When Barack Obama was born, John Kennedy was president. When John Kennedy was born, Woodrow Wilson was president. And when Woodrow Wilson was born, Abe Lincoln was still just a country lawyer, almost unheard of outside Illinois.
The past is closer than we think. But it is also, in another sense, farther away.
One hundred fifty years ago this week — only two average lifetimes ago — Americans butchered one another with frenzied abandon on picturesque fields and hillocks near Gettysburg, Pa. The 160,000 men who fought there on July 1-3, 1863, made up slightly more than one half of one percent of the nation's entire population at the time.
A proportionately sized battle today would throw 1.6 million Americans against one another — and leave 78,000 of them dead.
The scale of the American Civil War overpowers the modern imagination. Gettysburg, its largest and most decisive battle, was not its deadliest.
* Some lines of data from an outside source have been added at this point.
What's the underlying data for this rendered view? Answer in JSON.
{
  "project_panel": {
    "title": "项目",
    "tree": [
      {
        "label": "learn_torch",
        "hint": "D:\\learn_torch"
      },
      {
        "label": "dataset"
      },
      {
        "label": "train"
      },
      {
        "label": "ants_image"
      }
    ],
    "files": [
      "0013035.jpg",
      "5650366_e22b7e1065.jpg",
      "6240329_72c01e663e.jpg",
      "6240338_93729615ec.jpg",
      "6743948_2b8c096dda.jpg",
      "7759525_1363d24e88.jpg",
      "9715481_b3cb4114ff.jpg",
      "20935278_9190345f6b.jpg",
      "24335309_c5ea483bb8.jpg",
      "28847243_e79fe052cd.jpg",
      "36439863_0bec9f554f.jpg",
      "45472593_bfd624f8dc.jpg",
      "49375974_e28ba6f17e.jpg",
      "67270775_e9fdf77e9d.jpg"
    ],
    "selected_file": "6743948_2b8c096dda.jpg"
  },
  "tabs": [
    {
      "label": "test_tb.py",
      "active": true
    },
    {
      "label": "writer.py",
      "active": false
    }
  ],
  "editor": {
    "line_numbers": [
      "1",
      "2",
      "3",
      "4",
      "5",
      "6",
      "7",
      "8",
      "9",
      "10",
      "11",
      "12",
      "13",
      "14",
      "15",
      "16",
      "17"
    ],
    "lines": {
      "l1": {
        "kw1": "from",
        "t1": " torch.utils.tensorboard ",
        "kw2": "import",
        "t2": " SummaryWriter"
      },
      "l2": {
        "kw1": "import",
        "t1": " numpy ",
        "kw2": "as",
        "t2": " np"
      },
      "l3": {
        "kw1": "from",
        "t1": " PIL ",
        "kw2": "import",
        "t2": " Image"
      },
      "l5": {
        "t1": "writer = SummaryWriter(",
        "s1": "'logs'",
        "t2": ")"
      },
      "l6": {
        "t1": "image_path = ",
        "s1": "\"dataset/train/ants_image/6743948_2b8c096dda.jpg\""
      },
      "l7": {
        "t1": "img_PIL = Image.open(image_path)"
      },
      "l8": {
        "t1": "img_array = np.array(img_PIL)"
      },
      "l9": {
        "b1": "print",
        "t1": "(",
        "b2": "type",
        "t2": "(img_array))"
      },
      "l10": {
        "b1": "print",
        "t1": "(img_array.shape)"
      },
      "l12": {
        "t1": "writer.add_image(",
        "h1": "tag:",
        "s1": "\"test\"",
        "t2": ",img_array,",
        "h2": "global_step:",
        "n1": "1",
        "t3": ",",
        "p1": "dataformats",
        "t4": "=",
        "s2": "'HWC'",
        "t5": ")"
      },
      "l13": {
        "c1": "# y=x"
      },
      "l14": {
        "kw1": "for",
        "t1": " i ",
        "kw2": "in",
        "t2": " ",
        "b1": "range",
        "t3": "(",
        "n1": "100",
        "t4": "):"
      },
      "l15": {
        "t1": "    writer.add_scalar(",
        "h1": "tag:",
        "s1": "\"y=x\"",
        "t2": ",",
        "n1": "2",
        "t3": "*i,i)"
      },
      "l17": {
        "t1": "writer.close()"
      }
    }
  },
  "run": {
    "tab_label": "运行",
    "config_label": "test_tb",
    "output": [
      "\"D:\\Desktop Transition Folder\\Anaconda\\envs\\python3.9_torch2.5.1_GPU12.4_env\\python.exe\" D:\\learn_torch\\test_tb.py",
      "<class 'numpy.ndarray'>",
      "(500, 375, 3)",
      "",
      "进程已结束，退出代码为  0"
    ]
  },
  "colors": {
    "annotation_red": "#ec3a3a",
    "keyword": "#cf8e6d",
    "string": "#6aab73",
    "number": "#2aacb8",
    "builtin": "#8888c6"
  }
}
What was still a young and experimental nation (when Lincoln was born, the author of the Declaration of Independence was still in the White House), with just 31 million residents (less than the current population of California), inflicted upon itself what remains by far America's bloodiest conflict, even in simple numbers. In relative terms, the Civil War was six times as deadly for Americans as World War II.
A comparably scaled internal war today would kill 7 million.
It can feel presumptuous to reflect on the meaning of the Civil War. An oceanic tide of literature, scholarship and dramatization has surely said it all. The astounding eloquence of the participants, from Lincoln on down, bids us to be silent.